Saat diteliti, ternyata bakteri ini memiliki banyak kesamaan dengan kerabatnya, Niallia circulans, bakteri tanah yang dulunya dikira bagian dari genus Bacillus. Keduanya punya satu kesamaan penting: mereka bisa membentuk spora—semacam bentuk “tidur” yang sangat tahan banting, memungkinkan mereka bertahan hidup dalam kondisi ekstrem seperti kekeringan, radiasi, dan suhu ekstrem.

Bagaimana Bakteri Bisa Hidup di Luar Angkasa?
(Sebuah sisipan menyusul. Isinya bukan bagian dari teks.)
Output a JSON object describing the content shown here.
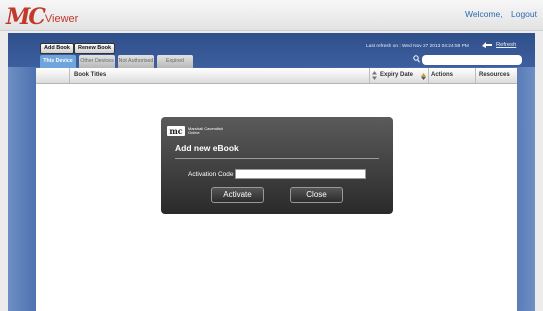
{
  "header": {
    "logo_mark": "MC",
    "logo_text": "Viewer",
    "welcome": "Welcome,",
    "logout": "Logout"
  },
  "toolbar": {
    "add_book": "Add Book",
    "renew_book": "Renew Book",
    "last_refresh": "Last refresh on : Wed Nov 27 2013 04:24:59 PM",
    "refresh": "Refresh",
    "search_placeholder": ""
  },
  "tabs": [
    {
      "label": "This Device",
      "active": true
    },
    {
      "label": "Other Devices",
      "active": false
    },
    {
      "label": "Not Authorised",
      "active": false
    },
    {
      "label": "Expired",
      "active": false
    }
  ],
  "table": {
    "columns": [
      "Book Titles",
      "Expiry Date",
      "Actions",
      "Resources"
    ],
    "rows": []
  },
  "modal": {
    "logo_badge": "mc",
    "brand_line1": "Marshall Cavendish",
    "brand_line2": "Online",
    "title": "Add new eBook",
    "activation_label": "Activation Code",
    "activation_value": "",
    "activate_button": "Activate",
    "close_button": "Close"
  },
  "colors": {
    "brand_red": "#c0392b",
    "frame_blue": "#3f5f9e",
    "active_tab": "#6fa4dc",
    "link_blue": "#2a6bb3",
    "modal_bg": "#3a3a3a"
  },
  "icons": [
    "refresh-icon",
    "search-icon",
    "sort-icon"
  ]
}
Luar angkasa bukan tempat yang ramah bagi makhluk hidup. Di sana tidak ada udara, tekanan sangat rendah, dan radiasi tinggi. Tapi Niallia tiangongensis punya beberapa trik untuk bertahan:

  • Membentuk biofilm: Sejenis lapisan pelindung yang membantu mereka “bersembunyi” dari lingkungan keras.
  • Memecah gelatin: Mereka bisa menggunakan gelatin (zat yang biasa kita temui dalam makanan seperti agar-agar) sebagai sumber karbon dan nitrogen. Ini membantu mereka bertahan saat makanan langka.
  • Bentuk spora: Seperti disebutkan tadi, bentuk spora membuat mereka tahan dalam waktu lama tanpa makanan atau air.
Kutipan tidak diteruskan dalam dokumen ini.